After his betrayal, Judas has disappeared from John’s narrative, never to return. After his denial, Peter is in hiding, cowering with the other apostles. But these women who are extravagant enough to worship without reservation, without counting the cost, are also brave enough to follow as disciples where that impulse to worship leads: to the foot of the cross, and then, on the third day, to the empty tomb.

Back in Bethany a week earlier, Jesus (who we are told knows full well what Judas will be doing in the next week) admonishes Judas by saying “You always have the poor with you.” Jesus is not dismissing the poor here, or the commitment of his followers to serve them and mitigate their misery. He’s not looking around and saying, “What, are they still here?”

He’s charging his followers, and charging us, with an everlasting responsibility for the poor. For one thing, he’s paraphrasing a verse in Deuteronomy that concludes, “Open your hand to the poor and needy neighbor in your land.”

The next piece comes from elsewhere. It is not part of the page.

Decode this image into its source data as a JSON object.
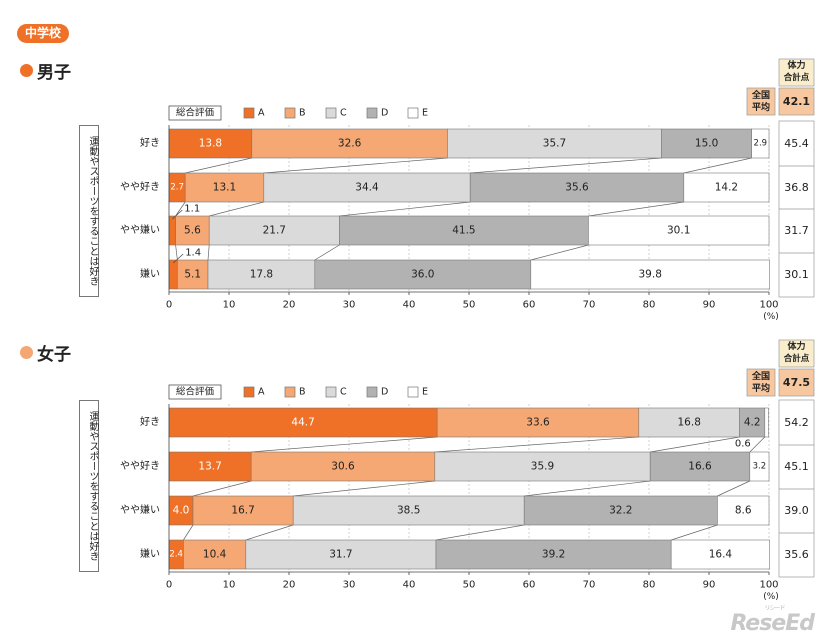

But he is also reminding them, and us, that this responsibility is rooted in the extravagant personal devotion and connectedness of Mary’s act of worship, not in the scientific management and dutiful budget-balancing that Judas espouses—or claims to espouse.

And Mary’s extravagant act of worship is rooted in her and her sister’s personal realization, especially vivid to us at this season, that Jesus is “the messiah, the son of God coming into the world”; that his days among them are growing short; and that she must make the most of them—as must we all.